Deel XIX 20 juni 1926

Wanneer de ziel in de Goddelijke Wil leeft, vestigt het Rijk Gods zich in haar. Dat is haar heiligheid. Wat dit betekent en met welke middelen en volgens welke graden het zich vestigt, wordt in volgende stukjes uitgelegd.





De mens werd in Christus geschapen met het oog op het bezit van het Rijk

( ... ) Daarna stelde ik mijn daden en akten van gewoonlijk in de Hoogste Wil. Mijn zoete Jezus, die uit mijn binnenste kwam, volgde met Zijn blik al wat ik deed. Hij zag dat al mijn akten zich met de Zijne vereenzelvigden. Krachtens de Hoogste Wil volgden ze dezelfde weg als Zijn akten. Zij brachten ten overstaan van onze Hemelse Vader hetzelfde goed en dezelfde glorie voort. Daarom drukte Hij mij, door liefde gedreven, aan Zijn Hart en zei:


"Mijn dochter, al ben je klein en net geboren in Mijn Wil, jouw kleinheid is Mijn triomf Jij leeft immers al in het Rijk van Mijn Wil. Wanneer Ik jou daar zie werken, bevind Ik Mij in het Rijk van Mijn Wil als een koning die een lange oorlog doorstaan heeft. Gezien het zijn ideaal was te overwinnen, voelt hij zich bij zijn overwinning opgebeurd na de bloedige strijd, de geleden ontberingen en de wonden die nog zichtbaar zijn in zijn persoon. Zijn triomf bestaat erin zich omgeven te zien door de overwinningen die hij behaalde. De koning wil alles bekijken, zijn blik wil zich verlustigen in de aanblik van het veroverde rijk en triomferend lacht hij en viert feest. Zo ben Ik: Mijn ideaal van de Schepping was het Rijk van Mijn Wil te vinden in de ziel van het schepsel. Mijn eerste doel was om van de mens zovele beelden te maken van de Goddelijke Drieeenheid door de vervulling van Mijn Wil in hem. Maar omdat de mens zich daaraan onttrok, verloor Ik Mijn Rijk in hem. En gedurende een goede zesduizend jaar heb ik een lange strijd moeten voeren. Maar hoelang hij ook duurde, Ik heb Mijn ideaal niet opgegeven noch Mijn oorspronkelijke doel en Ik zal het nooit opgeven.
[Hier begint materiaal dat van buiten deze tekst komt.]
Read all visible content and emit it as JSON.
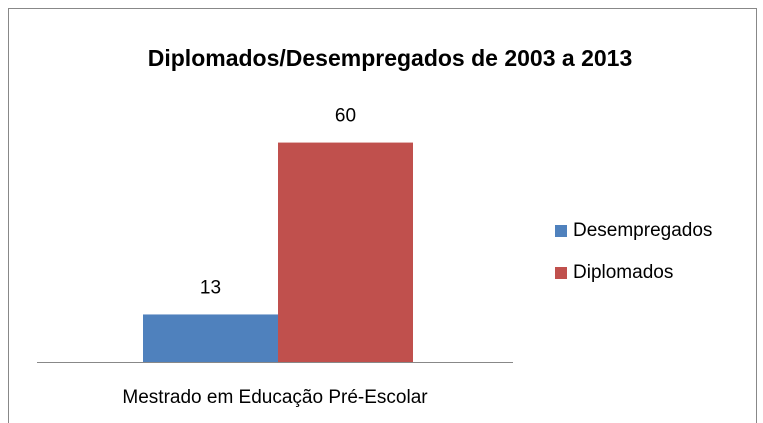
{
  "chart_data": {
    "type": "bar",
    "title": "Diplomados/Desempregados de 2003 a 2013",
    "categories": [
      "Mestrado em Educação Pré-Escolar"
    ],
    "series": [
      {
        "name": "Desempregados",
        "color": "#4f81bd",
        "values": [
          13
        ]
      },
      {
        "name": "Diplomados",
        "color": "#c0504d",
        "values": [
          60
        ]
      }
    ],
    "ylim": [
      0,
      70
    ],
    "legend": "right"
  }
}
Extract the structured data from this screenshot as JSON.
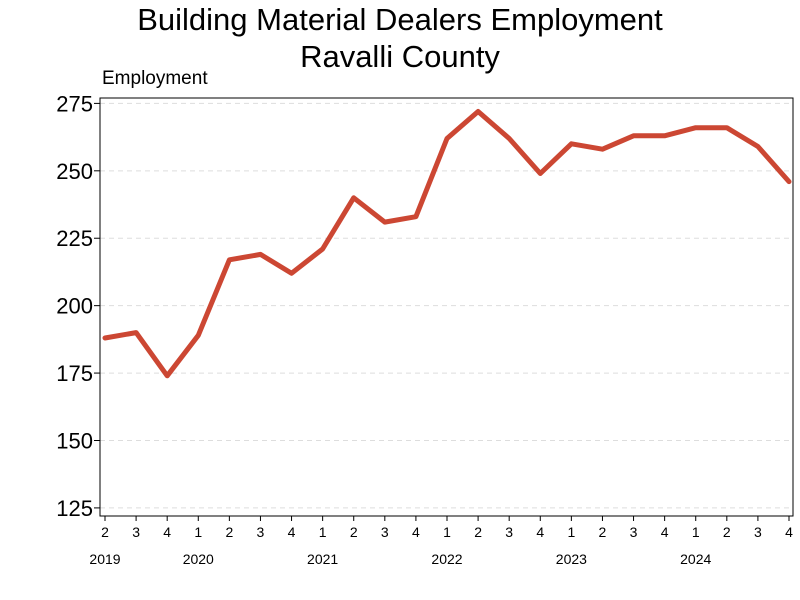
{
  "chart_data": {
    "type": "line",
    "title": "Building Material Dealers Employment",
    "subtitle": "Ravalli County",
    "ylabel": "Employment",
    "ylim": [
      122,
      277
    ],
    "yticks": [
      125,
      150,
      175,
      200,
      225,
      250,
      275
    ],
    "grid": "horizontal dashed",
    "quarters": [
      "2",
      "3",
      "4",
      "1",
      "2",
      "3",
      "4",
      "1",
      "2",
      "3",
      "4",
      "1",
      "2",
      "3",
      "4",
      "1",
      "2",
      "3",
      "4",
      "1",
      "2",
      "3",
      "4"
    ],
    "years": [
      {
        "label": "2019",
        "index": 0
      },
      {
        "label": "2020",
        "index": 3
      },
      {
        "label": "2021",
        "index": 7
      },
      {
        "label": "2022",
        "index": 11
      },
      {
        "label": "2023",
        "index": 15
      },
      {
        "label": "2024",
        "index": 19
      }
    ],
    "series": [
      {
        "color": "#cc4733",
        "values": [
          188,
          190,
          174,
          189,
          217,
          219,
          212,
          221,
          240,
          231,
          233,
          262,
          272,
          262,
          249,
          260,
          258,
          263,
          263,
          266,
          266,
          259,
          246
        ]
      }
    ]
  }
}
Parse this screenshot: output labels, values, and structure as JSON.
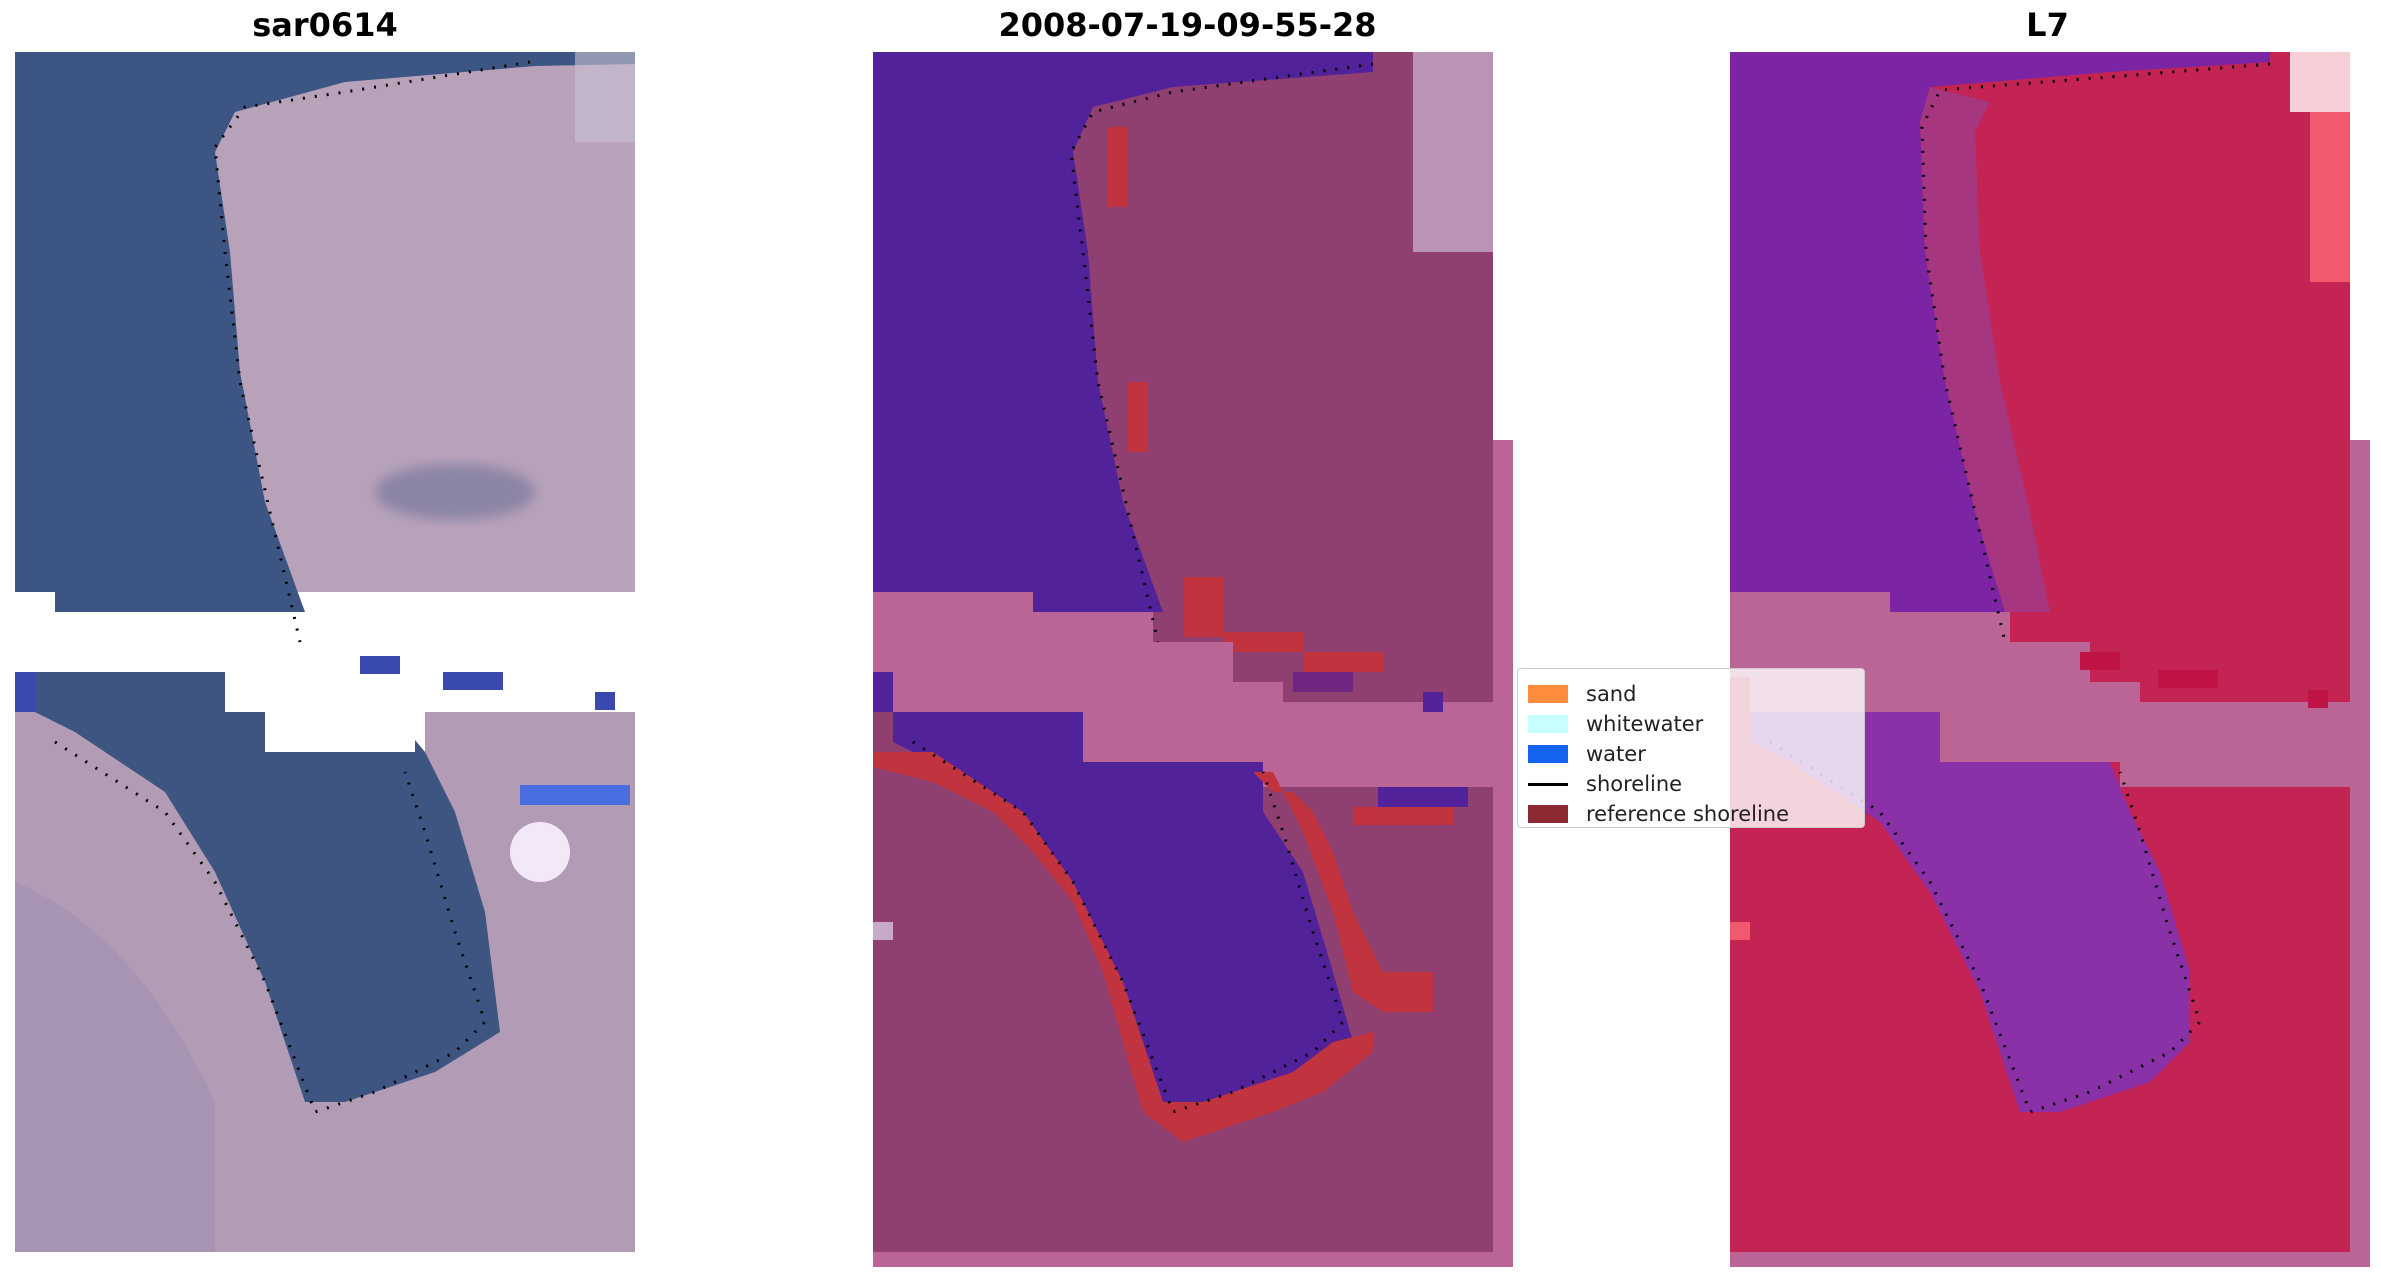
{
  "panels": [
    {
      "title": "sar0614"
    },
    {
      "title": "2008-07-19-09-55-28"
    },
    {
      "title": "L7"
    }
  ],
  "legend": {
    "items": [
      {
        "label": "sand",
        "color": "#ff8c3a",
        "kind": "patch"
      },
      {
        "label": "whitewater",
        "color": "#c8ffff",
        "kind": "patch"
      },
      {
        "label": "water",
        "color": "#1464f0",
        "kind": "patch"
      },
      {
        "label": "shoreline",
        "color": "#000000",
        "kind": "line"
      },
      {
        "label": "reference shoreline",
        "color": "#8b2a32",
        "kind": "patch"
      }
    ]
  },
  "colors": {
    "rgb_water": "#3f5582",
    "rgb_land": "#b6a0b7",
    "class_water": "#52229a",
    "class_land": "#8f3f70",
    "class_overlay": "#b86394",
    "class_shoreline": "#c0333f",
    "index_water": "#7b24a4",
    "index_land": "#c42453",
    "no_data_pink": "#bb6596"
  }
}
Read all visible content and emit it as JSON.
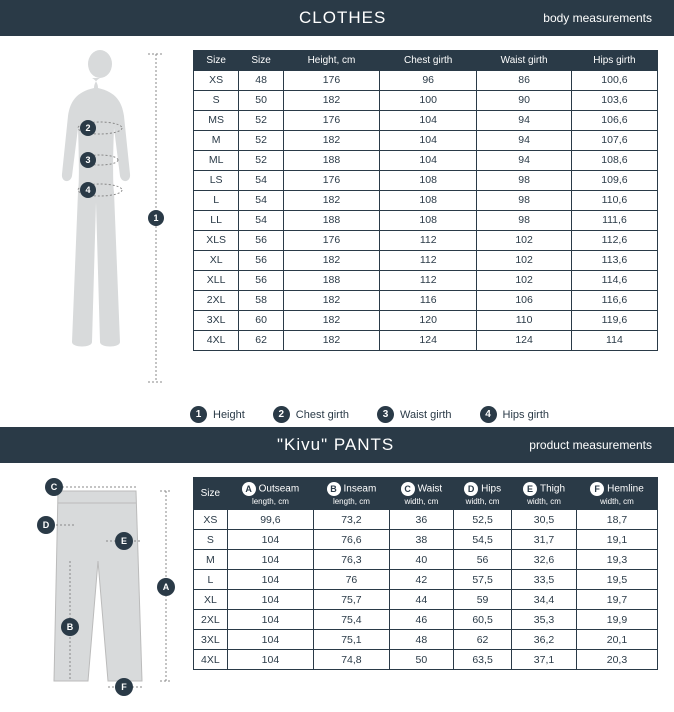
{
  "clothes": {
    "header_title": "CLOTHES",
    "header_sub": "body measurements",
    "columns": [
      "Size",
      "Size",
      "Height, cm",
      "Chest girth",
      "Waist girth",
      "Hips girth"
    ],
    "rows": [
      [
        "XS",
        "48",
        "176",
        "96",
        "86",
        "100,6"
      ],
      [
        "S",
        "50",
        "182",
        "100",
        "90",
        "103,6"
      ],
      [
        "MS",
        "52",
        "176",
        "104",
        "94",
        "106,6"
      ],
      [
        "M",
        "52",
        "182",
        "104",
        "94",
        "107,6"
      ],
      [
        "ML",
        "52",
        "188",
        "104",
        "94",
        "108,6"
      ],
      [
        "LS",
        "54",
        "176",
        "108",
        "98",
        "109,6"
      ],
      [
        "L",
        "54",
        "182",
        "108",
        "98",
        "110,6"
      ],
      [
        "LL",
        "54",
        "188",
        "108",
        "98",
        "111,6"
      ],
      [
        "XLS",
        "56",
        "176",
        "112",
        "102",
        "112,6"
      ],
      [
        "XL",
        "56",
        "182",
        "112",
        "102",
        "113,6"
      ],
      [
        "XLL",
        "56",
        "188",
        "112",
        "102",
        "114,6"
      ],
      [
        "2XL",
        "58",
        "182",
        "116",
        "106",
        "116,6"
      ],
      [
        "3XL",
        "60",
        "182",
        "120",
        "110",
        "119,6"
      ],
      [
        "4XL",
        "62",
        "182",
        "124",
        "124",
        "114"
      ]
    ],
    "legend": [
      {
        "num": "1",
        "label": "Height"
      },
      {
        "num": "2",
        "label": "Chest girth"
      },
      {
        "num": "3",
        "label": "Waist girth"
      },
      {
        "num": "4",
        "label": "Hips girth"
      }
    ]
  },
  "pants": {
    "header_title": "\"Kivu\" PANTS",
    "header_sub": "product measurements",
    "col_letters": [
      "",
      "A",
      "B",
      "C",
      "D",
      "E",
      "F"
    ],
    "col_main": [
      "Size",
      "Outseam",
      "Inseam",
      "Waist",
      "Hips",
      "Thigh",
      "Hemline"
    ],
    "col_sub": [
      "",
      "length, cm",
      "length, cm",
      "width, cm",
      "width, cm",
      "width, cm",
      "width, cm"
    ],
    "rows": [
      [
        "XS",
        "99,6",
        "73,2",
        "36",
        "52,5",
        "30,5",
        "18,7"
      ],
      [
        "S",
        "104",
        "76,6",
        "38",
        "54,5",
        "31,7",
        "19,1"
      ],
      [
        "M",
        "104",
        "76,3",
        "40",
        "56",
        "32,6",
        "19,3"
      ],
      [
        "L",
        "104",
        "76",
        "42",
        "57,5",
        "33,5",
        "19,5"
      ],
      [
        "XL",
        "104",
        "75,7",
        "44",
        "59",
        "34,4",
        "19,7"
      ],
      [
        "2XL",
        "104",
        "75,4",
        "46",
        "60,5",
        "35,3",
        "19,9"
      ],
      [
        "3XL",
        "104",
        "75,1",
        "48",
        "62",
        "36,2",
        "20,1"
      ],
      [
        "4XL",
        "104",
        "74,8",
        "50",
        "63,5",
        "37,1",
        "20,3"
      ]
    ],
    "diagram_labels": [
      "A",
      "B",
      "C",
      "D",
      "E",
      "F"
    ]
  }
}
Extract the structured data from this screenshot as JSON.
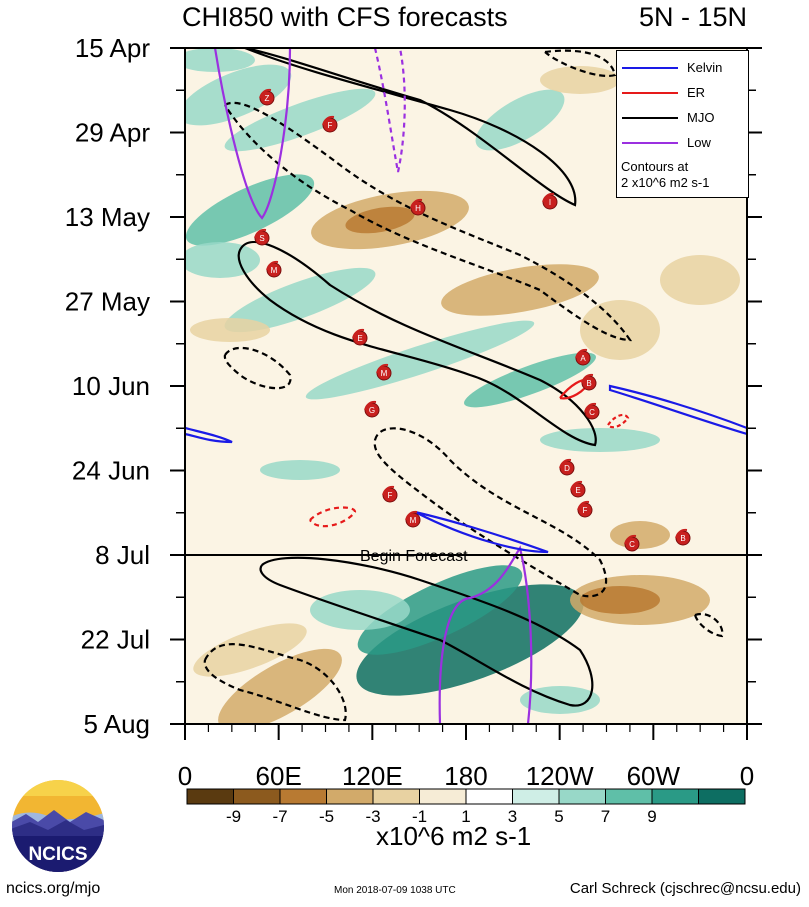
{
  "title_left": "CHI850 with CFS forecasts",
  "title_right": "5N - 15N",
  "y_tick_labels": [
    "15 Apr",
    "29 Apr",
    "13 May",
    "27 May",
    "10 Jun",
    "24 Jun",
    "8 Jul",
    "22 Jul",
    "5 Aug"
  ],
  "x_tick_labels": [
    "0",
    "60E",
    "120E",
    "180",
    "120W",
    "60W",
    "0"
  ],
  "forecast_label": "Begin Forecast",
  "legend": {
    "items": [
      {
        "label": "Kelvin",
        "color": "#1a1ae6"
      },
      {
        "label": "ER",
        "color": "#e61a1a"
      },
      {
        "label": "MJO",
        "color": "#000000"
      },
      {
        "label": "Low",
        "color": "#9b30e0"
      }
    ],
    "note_line1": "Contours at",
    "note_line2": "2 x10^6 m2 s-1"
  },
  "colorbar": {
    "tick_labels": [
      "-9",
      "-7",
      "-5",
      "-3",
      "-1",
      "1",
      "3",
      "5",
      "7",
      "9"
    ],
    "colors": [
      "#5a3a10",
      "#8c5a1e",
      "#b87a32",
      "#d2aa6a",
      "#e8d2a2",
      "#f6ecd6",
      "#ffffff",
      "#cfeee6",
      "#98d8c8",
      "#5fbfa8",
      "#2a9a86",
      "#0d6e62"
    ],
    "units": "x10^6 m2 s-1"
  },
  "logo_text": "NCICS",
  "footer": {
    "left": "ncics.org/mjo",
    "middle": "Mon 2018-07-09 1038 UTC",
    "right": "Carl Schreck (cjschrec@ncsu.edu)"
  },
  "chart_data": {
    "type": "heatmap",
    "title": "CHI850 with CFS forecasts",
    "latitude_band": "5N - 15N",
    "x_axis": {
      "range": [
        0,
        360
      ],
      "tick_labels": [
        "0",
        "60E",
        "120E",
        "180",
        "120W",
        "60W",
        "0"
      ]
    },
    "y_axis": {
      "range": [
        "15 Apr",
        "5 Aug"
      ],
      "tick_labels": [
        "15 Apr",
        "29 Apr",
        "13 May",
        "27 May",
        "10 Jun",
        "24 Jun",
        "8 Jul",
        "22 Jul",
        "5 Aug"
      ]
    },
    "shading_levels": [
      -9,
      -7,
      -5,
      -3,
      -1,
      1,
      3,
      5,
      7,
      9
    ],
    "shading_units": "x10^6 m2 s-1",
    "contour_interval": "2 x10^6 m2 s-1",
    "forecast_start": "8 Jul",
    "series": [
      {
        "name": "Kelvin",
        "color": "#1a1ae6"
      },
      {
        "name": "ER",
        "color": "#e61a1a"
      },
      {
        "name": "MJO",
        "color": "#000000"
      },
      {
        "name": "Low",
        "color": "#9b30e0"
      }
    ],
    "storm_markers": [
      "Z",
      "F",
      "H",
      "I",
      "S",
      "M",
      "E",
      "A",
      "M",
      "B",
      "G",
      "C",
      "D",
      "E",
      "F",
      "F",
      "M",
      "B",
      "C"
    ],
    "legend_position": "top-right"
  }
}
Toen Ik kwam om de Verlossing te voltrekken was het om Mijn ideaal en oorspronkelijke doel te verwezenlijken, namelijk het Rijk van Mijn Wil in de zielen. Dit is zo waar, dat Ik het eerste Rijk van Mijn Hoogste Wil in het Hart van Mijn Onbevlekte Moeder gevormd heb, want los van Mijn Rijk zou Ik nooit op aarde gekomen zijn. Daarom heb Ik ontbering en pijn geleden, werd Ik gewond en ten slotte gedood, doch het Rijk van Mijn Wil werd niet verwezenlijkt. Ik legde de fundamenten, trof voorbereidselen, maar de bloedige strijd tussen de menselijke wil en die van God duurt nog voort. Mijn kleine dochter, wanneer Ik jou zie werken en rondgaan in het Rijk van Mijn Wil voel Ik Mij als overwinnaar in Mijn lange strijd. Terwijl je werkt, vestigt dat Rijk zich steeds meer in jou en is alles rondom Mij triomf en feest. Mijn pijn, ontberingen en wonden lachen Mij toe en Mijn dood zelf herstelt het leven van Mijn Wil in jou. Zo voel Ik Mij overwinnaar van de Schepping en van de Ver¬lossing die precies dienen om de lange tochten van de pasgeborene van Mijn Wil, haar snelle vluchten, haar eindeloze tochten in het Rijk van Mijn Wil te vormen. En daarom, niet minder triomfantelijk en Mij verlustigend, volg Ik met Mijn blik alle stappen, akten en handelingen van Mijn kleine dochter.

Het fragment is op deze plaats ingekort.